Mais tous ces intellectuels ne possèdent aucun « capital symbolique » : savoir résoudre des équations intégrales n’est pas plus un capital que savoir réparer une chaudière ! Encore, ils restent des classes subalternes. Les créateurs ne possèdent des droits sur leurs œuvres que depuis en gros l’avènement de la bourgeoisie qui a progressivement codifié la propriété intellectuelle, car il existe un problème spécifique avec les produits de l’activité intellectuelle : ils sont partageables aisément sans que cela coûte un seul euro. N’importe qui peut vendre les éditer et vendre les livres d’un auteur sans rien à l’auteur… si l’auteur est mort depuis 70 ans en France. Les brevets tombent dans le domaine public après 30 ans. Même protégée, la propriété intellectuelle n’est pas un capital, parce qu’elle ne peut jamais circuler comme capital. Si on veut la ramener à une catégorie économique connue, la rente serait le plus proche de la propriété intellectuelle.

Dans une société socialiste, on devrait progressivement sinon abolir du moins réduire considérablement la division entre travail manuel et travail intellectuel. Un système de coopératives permet aux travailleurs du rang de tout participer, à parts égales, au travail de direction du procès de production et de définition des orientations stratégiques. En second lieu, une instruction polytechnique, comme celle que Marx appelait de ses vœux, permettrait aussi de réduire sérieusement cette division.
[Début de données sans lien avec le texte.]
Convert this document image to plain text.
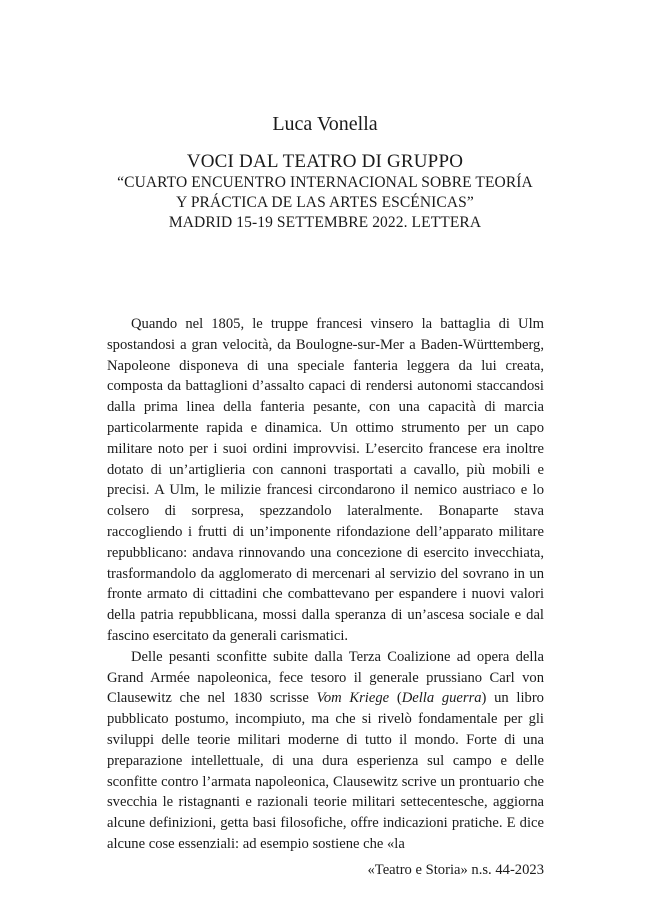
Luca Vonella
VOCI DAL TEATRO DI GRUPPO
“CUARTO ENCUENTRO INTERNACIONAL SOBRE TEORÍA
Y PRÁCTICA DE LAS ARTES ESCÉNICAS”
MADRID 15-19 SETTEMBRE 2022. LETTERA

Quando nel 1805, le truppe francesi vinsero la battaglia di Ulm spostandosi a gran velocità, da Boulogne-sur-Mer a Baden-Württemberg, Napoleone disponeva di una speciale fanteria leggera da lui creata, composta da battaglioni d’assalto capaci di rendersi autonomi staccandosi dalla prima linea della fanteria pesante, con una capacità di marcia particolarmente rapida e dinamica. Un ottimo strumento per un capo militare noto per i suoi ordini improvvisi. L’esercito francese era inoltre dotato di un’artiglieria con cannoni trasportati a cavallo, più mobili e precisi. A Ulm, le milizie francesi circondarono il nemico austriaco e lo colsero di sorpresa, spezzandolo lateralmente. Bonaparte stava raccogliendo i frutti di un’imponente rifondazione dell’apparato militare repubblicano: andava rinnovando una concezione di esercito invecchiata, trasformandolo da agglomerato di mercenari al servizio del sovrano in un fronte armato di cittadini che combattevano per espandere i nuovi valori della patria repubblicana, mossi dalla speranza di un’ascesa sociale e dal fascino esercitato da generali carismatici.

Delle pesanti sconfitte subite dalla Terza Coalizione ad opera della Grand Armée napoleonica, fece tesoro il generale prussiano Carl von Clausewitz che nel 1830 scrisse Vom Kriege (Della guerra) un libro pubblicato postumo, incompiuto, ma che si rivelò fondamentale per gli sviluppi delle teorie militari moderne di tutto il mondo. Forte di una preparazione intellettuale, di una dura esperienza sul campo e delle sconfitte contro l’armata napoleonica, Clausewitz scrive un prontuario che svecchia le ristagnanti e razionali teorie militari settecentesche, aggiorna alcune definizioni, getta basi filosofiche, offre indicazioni pratiche. E dice alcune cose essenziali: ad esempio sostiene che «la

«Teatro e Storia» n.s. 44-2023
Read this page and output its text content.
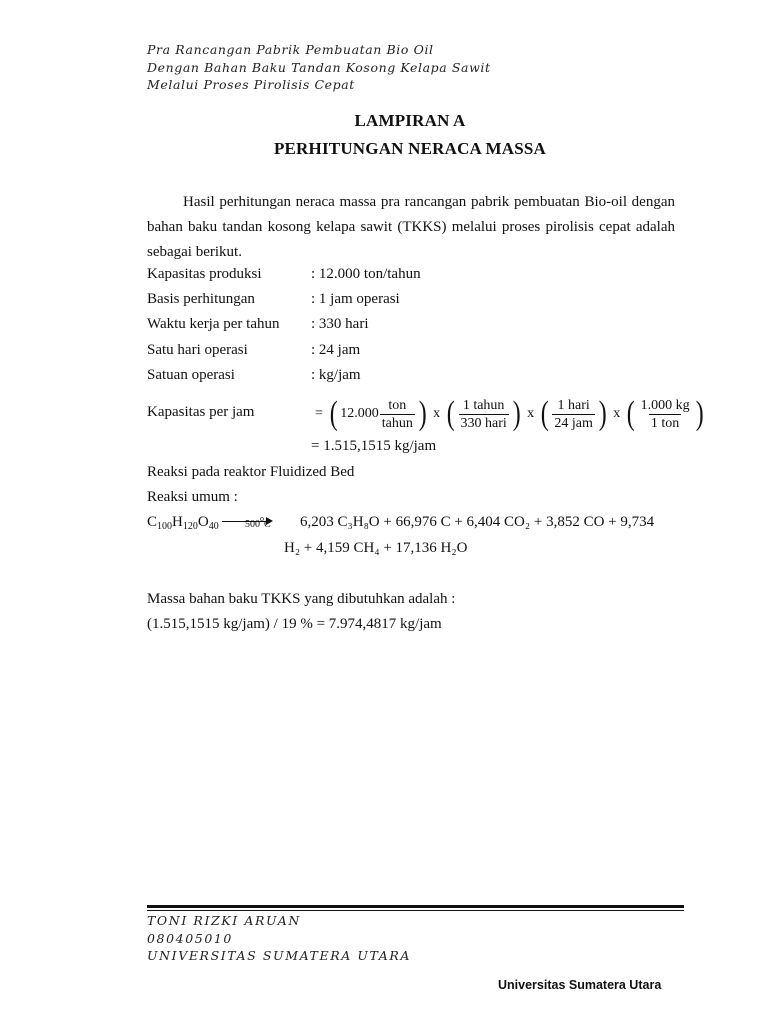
Pra Rancangan Pabrik Pembuatan Bio Oil
Dengan Bahan Baku Tandan Kosong Kelapa Sawit
Melalui Proses Pirolisis Cepat
LAMPIRAN A
PERHITUNGAN NERACA MASSA
Hasil perhitungan neraca massa pra rancangan pabrik pembuatan Bio-oil dengan bahan baku tandan kosong kelapa sawit (TKKS) melalui proses pirolisis cepat adalah sebagai berikut.
Kapasitas produksi	: 12.000 ton/tahun
Basis perhitungan	: 1 jam operasi
Waktu kerja per tahun : 330 hari
Satu hari operasi	: 24 jam
Satuan operasi	: kg/jam
Kapasitas per jam	= ( $12.000 \frac{\text{ton}}{\text{tahun}}$ ) x ( $\frac{\text{1 tahun}}{\text{330 hari}}$ ) x ( $\frac{\text{1 hari}}{\text{24 jam}}$ ) x ( $\frac{1.000 kg}{\text{1 ton}}$ )
= 1.515,1515 kg/jam
Reaksi pada reaktor Fluidized Bed
Reaksi umum :
$C_{100}H_{120}O_{40}$	500$^o$C 6,203 C₃H₈O + 66,976 C + 6,404 CO₂ + 3,852 CO + 9,734
H₂ + 4,159 CH₄ + 17,136 H₂O
Massa bahan baku TKKS yang dibutuhkan adalah :
(1.515,1515 kg/jam) / 19 % = 7.974,4817 kg/jam
TONI RIZKI ARUAN
080405010
UNIVERSITAS SUMATERA UTARA
Universitas Sumatera Utara
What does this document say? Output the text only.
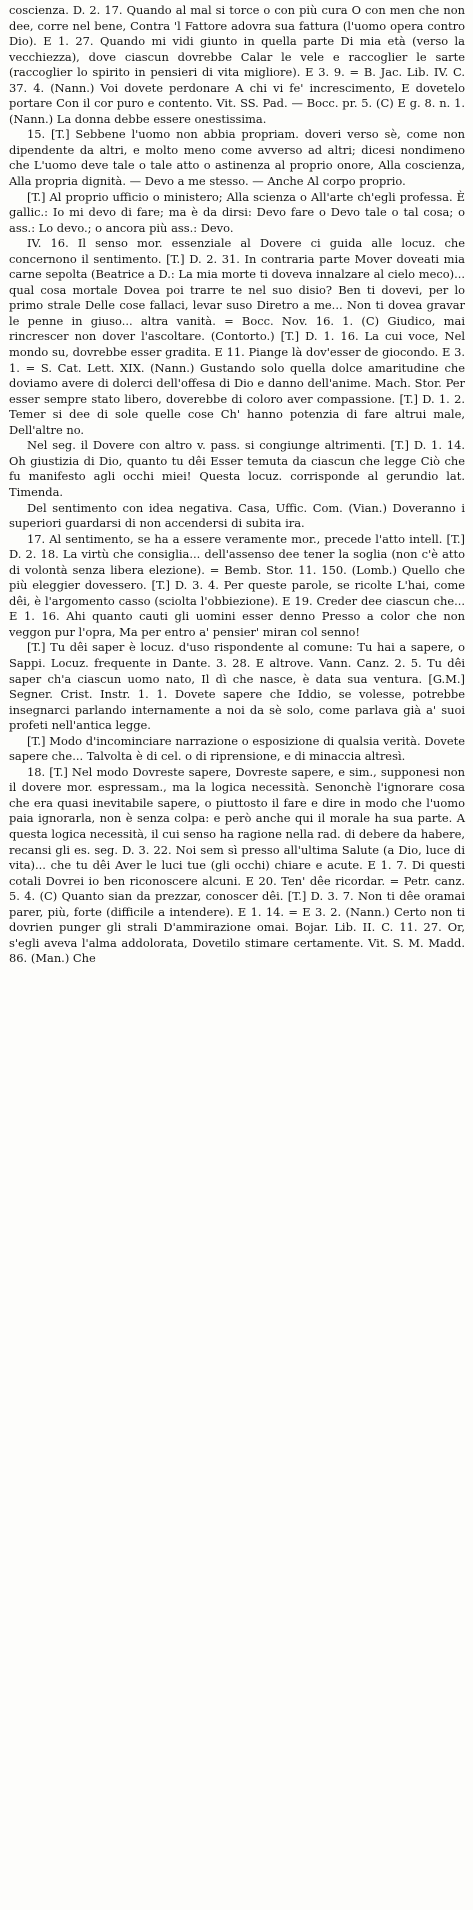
coscienza. D. 2. 17. Quando al mal si torce o con più cura O con men che non dee, corre nel bene, Contra 'l Fattore adovra sua fattura (l'uomo opera contro Dio). E 1. 27. Quando mi vidi giunto in quella parte Di mia età (verso la vecchiezza), dove ciascun dovrebbe Calar le vele e raccoglier le sarte (raccoglier lo spirito in pensieri di vita migliore). E 3. 9. = B. Jac. Lib. IV. C. 37. 4. (Nann.) Voi dovete perdonare A chi vi fe' increscimento, E dovetelo portare Con il cor puro e contento. Vit. SS. Pad. — Bocc. pr. 5. (C) E g. 8. n. 1. (Nann.) La donna debbe essere onestissima.

15. [T.] Sebbene l'uomo non abbia propriam. doveri verso sè, come non dipendente da altri, e molto meno come avverso ad altri; dicesi nondimeno che L'uomo deve tale o tale atto o astinenza al proprio onore, Alla coscienza, Alla propria dignità. — Devo a me stesso. — Anche Al corpo proprio.

[T.] Al proprio ufficio o ministero; Alla scienza o All'arte ch'egli professa. È gallic.: Io mi devo di fare; ma è da dirsi: Devo fare o Devo tale o tal cosa; o ass.: Lo devo.; o ancora più ass.: Devo.

IV. 16. Il senso mor. essenziale al Dovere ci guida alle locuz. che concernono il sentimento. [T.] D. 2. 31. In contraria parte Mover doveati mia carne sepolta (Beatrice a D.: La mia morte ti doveva innalzare al cielo meco)... qual cosa mortale Dovea poi trarre te nel suo disio? Ben ti dovevi, per lo primo strale Delle cose fallaci, levar suso Diretro a me... Non ti dovea gravar le penne in giuso... altra vanità. = Bocc. Nov. 16. 1. (C) Giudico, mai rincrescer non dover l'ascoltare. (Contorto.) [T.] D. 1. 16. La cui voce, Nel mondo su, dovrebbe esser gradita. E 11. Piange là dov'esser de giocondo. E 3. 1. = S. Cat. Lett. XIX. (Nann.) Gustando solo quella dolce amaritudine che doviamo avere di dolerci dell'offesa di Dio e danno dell'anime. Mach. Stor. Per esser sempre stato libero, doverebbe di coloro aver compassione. [T.] D. 1. 2. Temer si dee di sole quelle cose Ch' hanno potenzia di fare altrui male, Dell'altre no.

Nel seg. il Dovere con altro v. pass. si congiunge altrimenti. [T.] D. 1. 14. Oh giustizia di Dio, quanto tu dêi Esser temuta da ciascun che legge Ciò che fu manifesto agli occhi miei! Questa locuz. corrisponde al gerundio lat. Timenda.

Del sentimento con idea negativa. Casa, Uffic. Com. (Vian.) Doveranno i superiori guardarsi di non accendersi di subita ira.

17. Al sentimento, se ha a essere veramente mor., precede l'atto intell. [T.] D. 2. 18. La virtù che consiglia... dell'assenso dee tener la soglia (non c'è atto di volontà senza libera elezione). = Bemb. Stor. 11. 150. (Lomb.) Quello che più eleggier dovessero. [T.] D. 3. 4. Per queste parole, se ricolte L'hai, come dêi, è l'argomento casso (sciolta l'obbiezione). E 19. Creder dee ciascun che... E 1. 16. Ahi quanto cauti gli uomini esser denno Presso a color che non veggon pur l'opra, Ma per entro a' pensier' miran col senno!

[T.] Tu dêi saper è locuz. d'uso rispondente al comune: Tu hai a sapere, o Sappi. Locuz. frequente in Dante. 3. 28. E altrove. Vann. Canz. 2. 5. Tu dêi saper ch'a ciascun uomo nato, Il dì che nasce, è data sua ventura. [G.M.] Segner. Crist. Instr. 1. 1. Dovete sapere che Iddio, se volesse, potrebbe insegnarci parlando internamente a noi da sè solo, come parlava già a' suoi profeti nell'antica legge.

[T.] Modo d'incominciare narrazione o esposizione di qualsia verità. Dovete sapere che... Talvolta è di cel. o di riprensione, e di minaccia altresì.

18. [T.] Nel modo Dovreste sapere, Dovreste sapere, e sim., supponesi non il dovere mor. espressam., ma la logica necessità. Senonchè l'ignorare cosa che era quasi inevitabile sapere, o piuttosto il fare e dire in modo che l'uomo paia ignorarla, non è senza colpa: e però anche qui il morale ha sua parte. A questa logica necessità, il cui senso ha ragione nella rad. di debere da habere, recansi gli es. seg. D. 3. 22. Noi sem sì presso all'ultima Salute (a Dio, luce di vita)... che tu dêi Aver le luci tue (gli occhi) chiare e acute. E 1. 7. Di questi cotali Dovrei io ben riconoscere alcuni. E 20. Ten' dêe ricordar. = Petr. canz. 5. 4. (C) Quanto sian da prezzar, conoscer dêi. [T.] D. 3. 7. Non ti dêe oramai parer, più, forte (difficile a intendere). E 1. 14. = E 3. 2. (Nann.) Certo non ti dovrien punger gli strali D'ammirazione omai. Bojar. Lib. II. C. 11. 27. Or, s'egli aveva l'alma addolorata, Dovetilo stimare certamente. Vit. S. M. Madd. 86. (Man.) Che
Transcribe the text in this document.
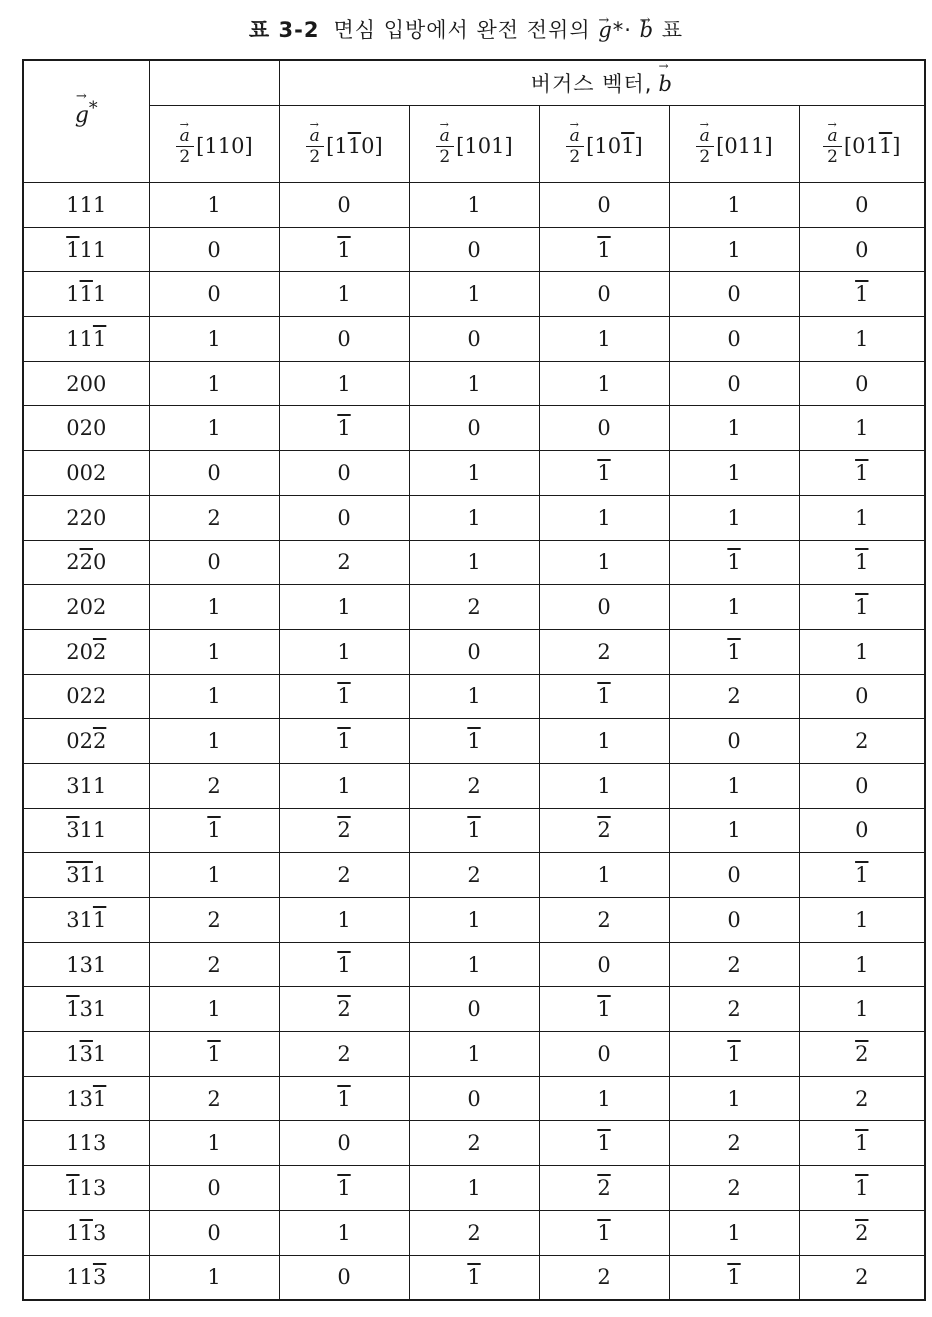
표 3-2 면심 입방에서 완전 전위의 → g*· → b 표
→ g*		버거스 벡터, → b

	→ $\frac{a}{2} [110]$	→ $\frac{a}{2} [110]$	→ $\frac{a}{2} [101]$	→ $\frac{a}{2} [101]$	→ $\frac{a}{2} [011]$	→ $\frac{a}{2} [011]$

111	1	0	1	0	1	0
111	0	1	0	1	1	0
111	0	1	1	0	0	1
111	1	0	0	1	0	1
200	1	1	1	1	0	0
020	1	1	0	0	1	1
002	0	0	1	1	1	1
220	2	0	1	1	1	1
220	0	2	1	1	1	1
202	1	1	2	0	1	1
202	1	1	0	2	1	1
022	1	1	1	1	2	0
022	1	1	1	1	0	2
311	2	1	2	1	1	0
311	1	2	1	2	1	0
311	1	2	2	1	0	1
311	2	1	1	2	0	1
131	2	1	1	0	2	1
131	1	2	0	1	2	1
131	1	2	1	0	1	2
131	2	1	0	1	1	2
113	1	0	2	1	2	1
113	0	1	1	2	2	1
113	0	1	2	1	1	2
113	1	0	1	2	1	2
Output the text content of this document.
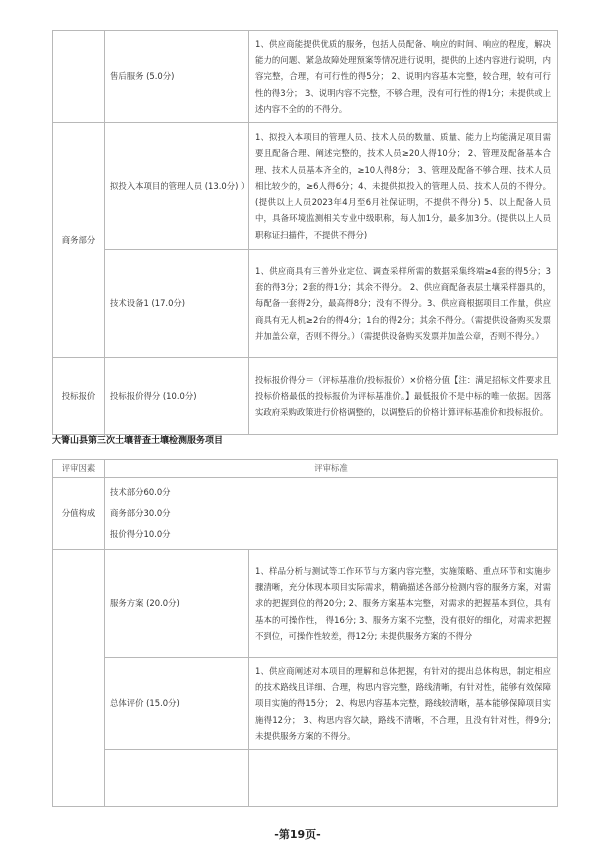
	售后服务 (5.0分)	1、供应商能提供优质的服务，包括人员配备、响应的时间、响应的程度，解决能力的问题、紧急故障处理预案等情况进行说明，提供的上述内容进行说明，内容完整，合理，有可行性的得5分； 2、说明内容基本完整，较合理，较有可行性的得3分； 3、说明内容不完整，不够合理，没有可行性的得1分；未提供或上述内容不全的的不得分。
商务部分	拟投入本项目的管理人员 (13.0分) ）	1、拟投入本项目的管理人员、技术人员的数量、质量、能力上均能满足项目需要且配备合理、阐述完整的，技术人员≥20人得10分； 2、管理及配备基本合理、技术人员基本齐全的，≥10人得8分； 3、管理及配备不够合理、技术人员相比较少的，≥6人得6分；4、未提供拟投入的管理人员、技术人员的不得分。(提供以上人员2023年4月至6月社保证明，不提供不得分) 5、以上配备人员中，具备环境监测相关专业中级职称，每人加1分，最多加3分。(提供以上人员职称证扫描件，不提供不得分)
	技术设备1 (17.0分)	1、供应商具有三普外业定位、调查采样所需的数据采集终端≥4套的得5分；3套的得3分；2套的得1分；其余不得分。 2、供应商配备表层土壤采样器具的，每配备一套得2分，最高得8分；没有不得分。3、供应商根据项目工作量，供应商具有无人机≥2台的得4分；1台的得2分；其余不得分。（需提供设备购买发票并加盖公章，否则不得分。）（需提供设备购买发票并加盖公章，否则不得分。）
投标报价	投标报价得分 (10.0分)	投标报价得分＝（评标基准价/投标报价）×价格分值【注：满足招标文件要求且投标价格最低的投标报价为评标基准价。】最低报价不是中标的唯一依据。因落实政府采购政策进行价格调整的，以调整后的价格计算评标基准价和投标报价。
大箐山县第三次土壤普查土壤检测服务项目
评审因素	评审标准	
分值构成	技术部分60.0分
商务部分30.0分
报价得分10.0分	

	服务方案 (20.0分)	1、样品分析与测试等工作环节与方案内容完整，实施策略、重点环节和实施步骤清晰，充分体现本项目实际需求，精确描述各部分检测内容的服务方案，对需求的把握到位的得20分; 2、服务方案基本完整，对需求的把握基本到位，具有基本的可操作性， 得16分; 3、服务方案不完整，没有很好的细化，对需求把握不到位，可操作性较差，得12分; 未提供服务方案的不得分
	总体评价 (15.0分)	1、供应商阐述对本项目的理解和总体把握，有针对的提出总体构思，制定相应的技术路线且详细、合理，构思内容完整，路线清晰，有针对性，能够有效保障项目实施的得15分； 2、构思内容基本完整，路线较清晰，基本能够保障项目实施得12分； 3、构思内容欠缺，路线不清晰，不合理，且没有针对性，得9分; 未提供服务方案的不得分。

-第19页-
Enseigner la philosophie aux futurs plombiers serait aussi indispensable qu’enseigner des rudiments de plomberie ou d’électricité aux futurs philosophes ! Le maoïsme en a discrédité l’idée, mais la participation régulière des intellectuels à des activités manuelles ne pourrait avoir que de bons effets. Ne serait-ce que rappeler à ceux qui l’ont oublié ou apprendre à ceux qui ne le savent pas combien le travail manuel peut être fatigant et dangereux. Ne serait-ce pour rester en contact avec la résistance du réel qui ne se laisse pas manipuler par le télétravail.